ワイン造りと会社勤め両立目指す人を支援 エプソン関連会社が塩尻で
セイコーエプソンのグループ企業・エプソンアヴァシス(本社・上田市、武井喬社長)は8月に、ワイン造りに関わりながら地域の企業などで働く「新しい地方暮らし」が可能かどうか検証する社会実験を、塩尻市内で始める。ワイン醸造やブドウ栽培などに憧れる都市圏の人などを対象とする。参加者は半年間、市内のワイナリーで仕事を体験する。同社は、別の収入源となる副業や住む場所の確保を一括してサポートする。
同社は松本市内にも事業所があるソフトウエア開発の企業で、塩尻産ワインを味わうイベントに協力、連携している。
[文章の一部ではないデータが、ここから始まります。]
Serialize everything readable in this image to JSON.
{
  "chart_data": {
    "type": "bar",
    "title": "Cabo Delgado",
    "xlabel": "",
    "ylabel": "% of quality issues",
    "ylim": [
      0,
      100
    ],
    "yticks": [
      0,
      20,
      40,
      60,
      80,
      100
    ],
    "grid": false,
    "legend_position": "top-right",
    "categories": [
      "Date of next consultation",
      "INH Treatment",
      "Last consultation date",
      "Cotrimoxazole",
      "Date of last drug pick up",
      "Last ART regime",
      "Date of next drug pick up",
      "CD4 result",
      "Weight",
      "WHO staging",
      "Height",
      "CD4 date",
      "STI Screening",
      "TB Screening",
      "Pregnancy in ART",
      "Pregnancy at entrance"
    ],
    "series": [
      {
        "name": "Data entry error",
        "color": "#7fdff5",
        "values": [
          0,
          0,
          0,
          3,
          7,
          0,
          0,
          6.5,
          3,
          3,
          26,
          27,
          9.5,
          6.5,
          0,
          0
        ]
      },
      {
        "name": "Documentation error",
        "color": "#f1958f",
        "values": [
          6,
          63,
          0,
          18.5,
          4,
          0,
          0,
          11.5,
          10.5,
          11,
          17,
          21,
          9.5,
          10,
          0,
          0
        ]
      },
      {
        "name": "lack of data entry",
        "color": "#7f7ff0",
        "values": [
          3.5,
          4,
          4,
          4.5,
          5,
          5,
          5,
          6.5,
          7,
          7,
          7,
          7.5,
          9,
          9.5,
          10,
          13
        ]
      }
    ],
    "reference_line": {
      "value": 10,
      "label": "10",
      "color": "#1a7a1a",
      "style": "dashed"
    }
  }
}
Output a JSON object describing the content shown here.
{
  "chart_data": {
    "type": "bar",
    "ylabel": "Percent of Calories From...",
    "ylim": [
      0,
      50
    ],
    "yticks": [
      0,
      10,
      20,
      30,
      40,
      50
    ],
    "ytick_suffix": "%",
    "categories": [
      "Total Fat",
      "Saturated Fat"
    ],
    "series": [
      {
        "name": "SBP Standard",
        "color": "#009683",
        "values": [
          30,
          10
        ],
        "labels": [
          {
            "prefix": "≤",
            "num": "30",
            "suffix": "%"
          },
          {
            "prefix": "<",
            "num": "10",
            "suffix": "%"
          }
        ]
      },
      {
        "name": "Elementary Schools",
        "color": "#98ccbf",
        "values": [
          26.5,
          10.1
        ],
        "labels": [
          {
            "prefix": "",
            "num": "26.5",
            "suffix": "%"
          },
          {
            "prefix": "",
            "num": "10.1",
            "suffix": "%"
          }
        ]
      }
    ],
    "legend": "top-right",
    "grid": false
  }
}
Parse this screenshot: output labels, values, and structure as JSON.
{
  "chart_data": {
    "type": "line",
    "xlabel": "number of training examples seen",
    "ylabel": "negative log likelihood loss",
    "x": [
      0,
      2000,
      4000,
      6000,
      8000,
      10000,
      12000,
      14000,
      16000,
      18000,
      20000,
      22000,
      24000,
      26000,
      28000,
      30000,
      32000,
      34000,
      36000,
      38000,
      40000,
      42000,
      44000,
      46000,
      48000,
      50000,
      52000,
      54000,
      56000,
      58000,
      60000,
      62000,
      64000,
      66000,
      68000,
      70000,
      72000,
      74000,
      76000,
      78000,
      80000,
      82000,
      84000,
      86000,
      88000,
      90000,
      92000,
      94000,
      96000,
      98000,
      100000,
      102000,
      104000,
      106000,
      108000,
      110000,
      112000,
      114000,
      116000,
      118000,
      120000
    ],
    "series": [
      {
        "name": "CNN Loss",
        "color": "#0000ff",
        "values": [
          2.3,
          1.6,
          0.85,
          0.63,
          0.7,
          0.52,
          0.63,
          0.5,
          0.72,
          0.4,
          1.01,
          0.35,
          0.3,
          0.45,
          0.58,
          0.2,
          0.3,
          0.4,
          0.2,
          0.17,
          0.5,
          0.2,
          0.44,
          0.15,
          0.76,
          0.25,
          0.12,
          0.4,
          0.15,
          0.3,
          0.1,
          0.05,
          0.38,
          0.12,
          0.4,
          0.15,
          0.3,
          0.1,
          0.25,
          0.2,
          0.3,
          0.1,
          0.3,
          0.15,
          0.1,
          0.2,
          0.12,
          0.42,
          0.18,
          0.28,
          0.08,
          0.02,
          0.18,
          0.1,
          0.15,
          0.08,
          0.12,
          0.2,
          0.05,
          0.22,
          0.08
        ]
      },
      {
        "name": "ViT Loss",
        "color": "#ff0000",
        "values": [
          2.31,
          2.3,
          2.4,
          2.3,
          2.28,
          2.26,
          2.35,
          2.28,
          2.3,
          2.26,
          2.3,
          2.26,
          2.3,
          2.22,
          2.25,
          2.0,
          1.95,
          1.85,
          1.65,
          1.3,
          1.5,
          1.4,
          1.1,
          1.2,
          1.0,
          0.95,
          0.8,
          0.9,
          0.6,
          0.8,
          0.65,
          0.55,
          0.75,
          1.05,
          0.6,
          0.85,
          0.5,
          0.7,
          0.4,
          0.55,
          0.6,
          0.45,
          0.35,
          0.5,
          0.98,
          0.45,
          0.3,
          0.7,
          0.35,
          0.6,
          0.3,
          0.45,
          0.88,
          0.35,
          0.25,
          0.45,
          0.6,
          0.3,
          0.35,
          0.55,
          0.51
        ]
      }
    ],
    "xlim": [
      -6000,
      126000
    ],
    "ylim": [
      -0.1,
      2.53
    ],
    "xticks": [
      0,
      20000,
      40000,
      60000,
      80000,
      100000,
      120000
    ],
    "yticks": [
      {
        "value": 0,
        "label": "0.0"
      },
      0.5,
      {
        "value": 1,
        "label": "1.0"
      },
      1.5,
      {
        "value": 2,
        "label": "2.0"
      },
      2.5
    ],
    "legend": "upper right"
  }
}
社会実験は、塩尻市在住で同社データ&リサーチグループのマネジャーを務める依田剛さん(37)が提案した。
実験の参加者として4人を募る。実験中の半年間は、市内に住んだり、都市部と市内の2拠点で生活したりしながら、市内にあるワイナリーのブドウ畑で週1日程度、仕事(収穫、ほ場整備など)を体験する。これとは別に、週1日ほど地域企業である同社の業務に従事し、報酬を得る。住居としてはシェアハウスなどを提案する。
今回の社会実験は、地方での新しいライフスタイルの創造が目的だ。ワイン造りをきっかけとして、都市生活者と地元の人が交流し、刺激し合うような豊かな地域社会も目指す。
ただ、信州に移住してワイン醸造やブドウ栽培をしたいと憧れる人がいても、ゼロから始めるには土地の確保や技術、資金が必要で、夢の実現にはハードルが高い。同社は、2拠点生活をしたり他の仕事をしたりしながら「少しずつワイン造りに関わりたい」と考える人も少なくないと考え、生活基盤(収入源と住居)の確保を支援し、ワイン造りを経験できる社会実験に取り組むことにした。
依田さんは「地方暮らしの未来を一緒に切り拓いてみませんか」と話す。実験の説明会を6月1日と7日にオンラインなどで開催する。